Jessica: [00:29:33] I think that's just the most, in my eyes, that's what I've gotten out of the most is just being able to kind of... Even if it's just like I'm having a fight with my roommates today. I mean, in college, that was genuinely one of the sessions I had with one of my therapists. I'm like, “I'm angry at everyone that I'm living with right now. How do I fix it?”
Amy: [00:29:53] Yeah, no, I get that. I'm pretty sure like a year of therapy was about me and my old roommate. So, I understand. But yeah, it does the unbiased. This is like one of the best things, because it's one thing to go to a friend and be like, “Hey, I need your advice.” And then there, they have invested interest because either they want to keep the peace or they like you better or they like the other friend better or something. Right?
Whereas therapists are just like, “Wow. You know, I don't know anyone else in this life, like I only know about you.” So I think it's really wonderful to have that and to also be able to access that because there are obviously a lot of barriers to access when it comes to financial availability.
And to go with what you said.
You said one of your therapists wasn't a good fit.
And I wanted to ask you a question.

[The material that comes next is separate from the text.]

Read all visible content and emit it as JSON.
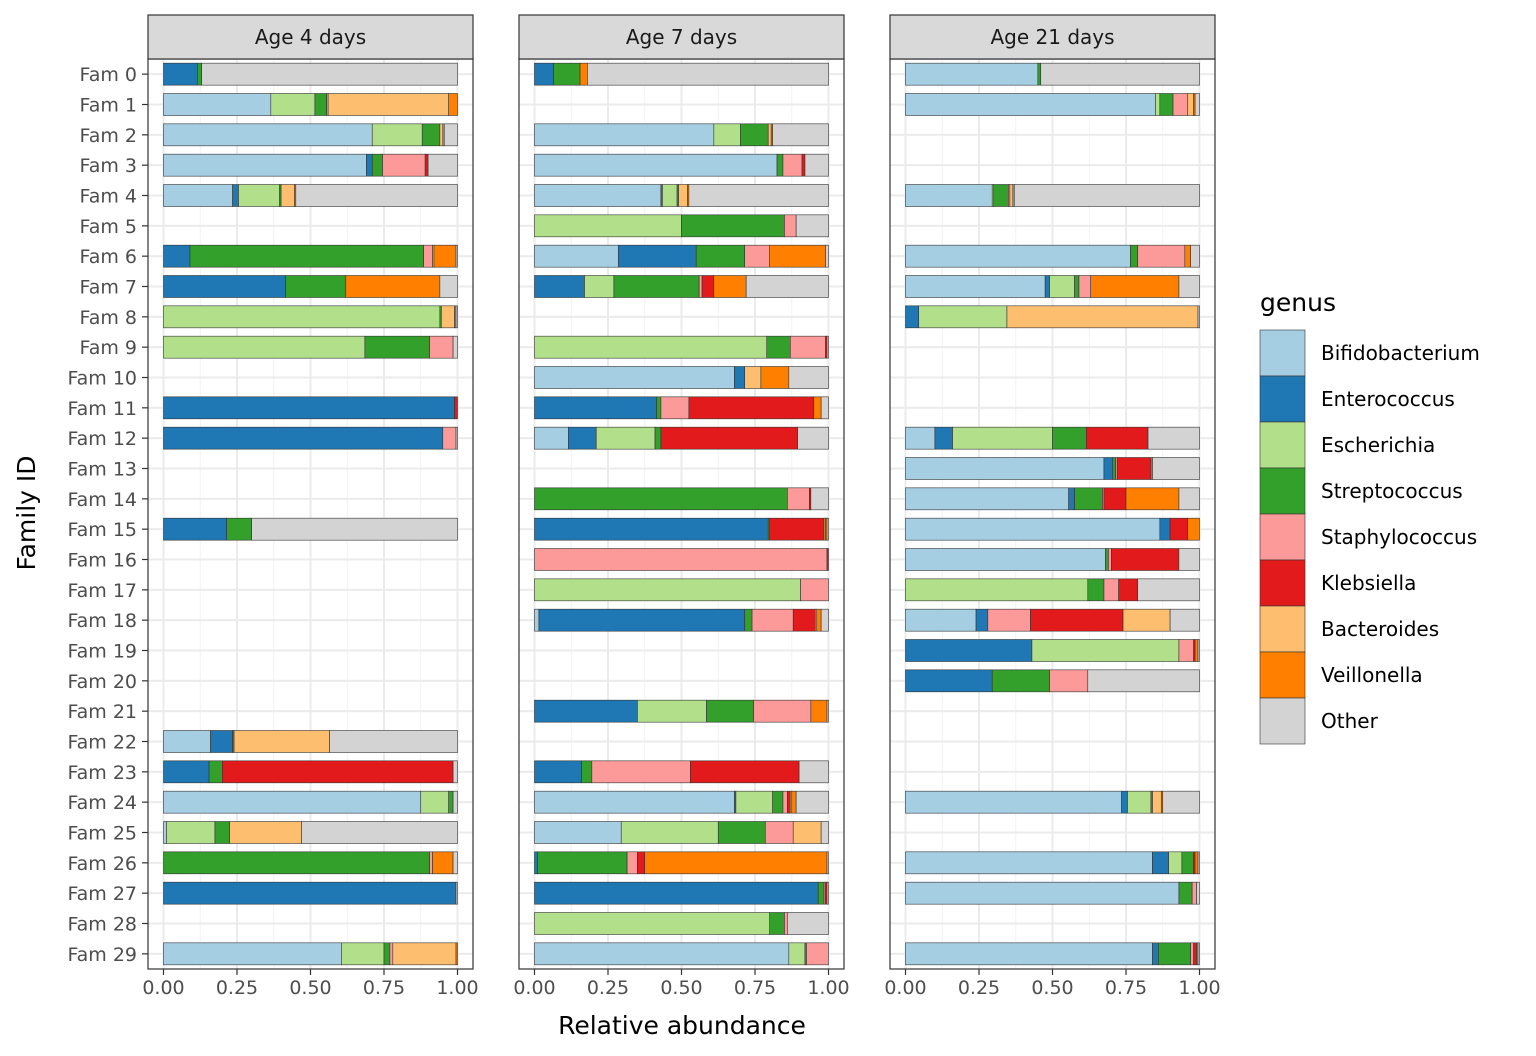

Do you think it has anything to do with just not fully understanding a hundred percent like your lived experience? Were they entrenched in ableism?
Jessica: [00:30:50] Definitely. I think that that was missing. That was a hundred percent missing in each of my therapists. but two of them did a little bit better of a job trying to at least empathize with the specific situation that I was kind of bringing to the table, which was nice.
Amy: [00:31:10] Yeah, absolutely. It's always nice to have your therapist in your corner and not just taking the money. Yeah, it's hard. For me, because I will be a therapist, it's like, “Wow, this is such a way more complicated situation than I ever expected when I signed up for this.” But, I personally am open for the challenge, so I'm excited. But I feel like I'm going to be stretched.
I feel like a lot of people are going to be stressed. Stressed and also stretched, especially because we're really focusing on intersectionality in mental health these days. It's not just like you have anxiety and that's it, that you have anxiety. There's an election, you are black. You're also the woman. You have a disability and are living in a world of ableism. Or all these different things that make up your identity and thus your prognosis more or less. It's, it's an interesting time to be alive. That's the best way for me to really sum that up.
Jessica: [00:32:10] You can say that again.
Amy: [00:31:51] Awesome.
Well, Jessica, it's been so great talking with you about your experience, your content that you're making, and how you're showing up in the world.
I have really enjoyed talking to you and I hope I didn't say anything stupid. Because the one thing I do recognize is that I like to follow along because I find it really informative is your - I don't know if they're a weekly or monthly - ableism language fuck ups.
I find it really educational. That's the purpose, I know, but it's so, so, so educational. I really wanted to thank you for doing that and hopefully continuing to do that because I'm finding it insanely helpful. And I know thousands of others are as well.
Jessica: [00:33:00] Thank you. I was really excited to start that series because it truly is something that I know people just honestly don't know about. And they're unaware of. So I'm glad that you are getting something out of my ableism language series. It makes me feel very good to hear you say that. So thank you.
Amy: [00:33:19] You’re welcome. Well, thank you again for being on this episode. And I always ask the guests to leave the listeners with some words of wisdom or a joke, or just your last words. So I'll hand it over to you.
Jessica: [00:33:37] Sure. I suppose the thing that I'd want all the listeners to know is that... They don't have to do anything. They don't have to be anything in particular. They're awesome just the way they are. And to always try to remember that, I know it's not always easy. I struggle with it every day.
But just always wake up in the morning and tell yourself that you rock and you're going to have a fantastic day. And I promise you, it'll change your life.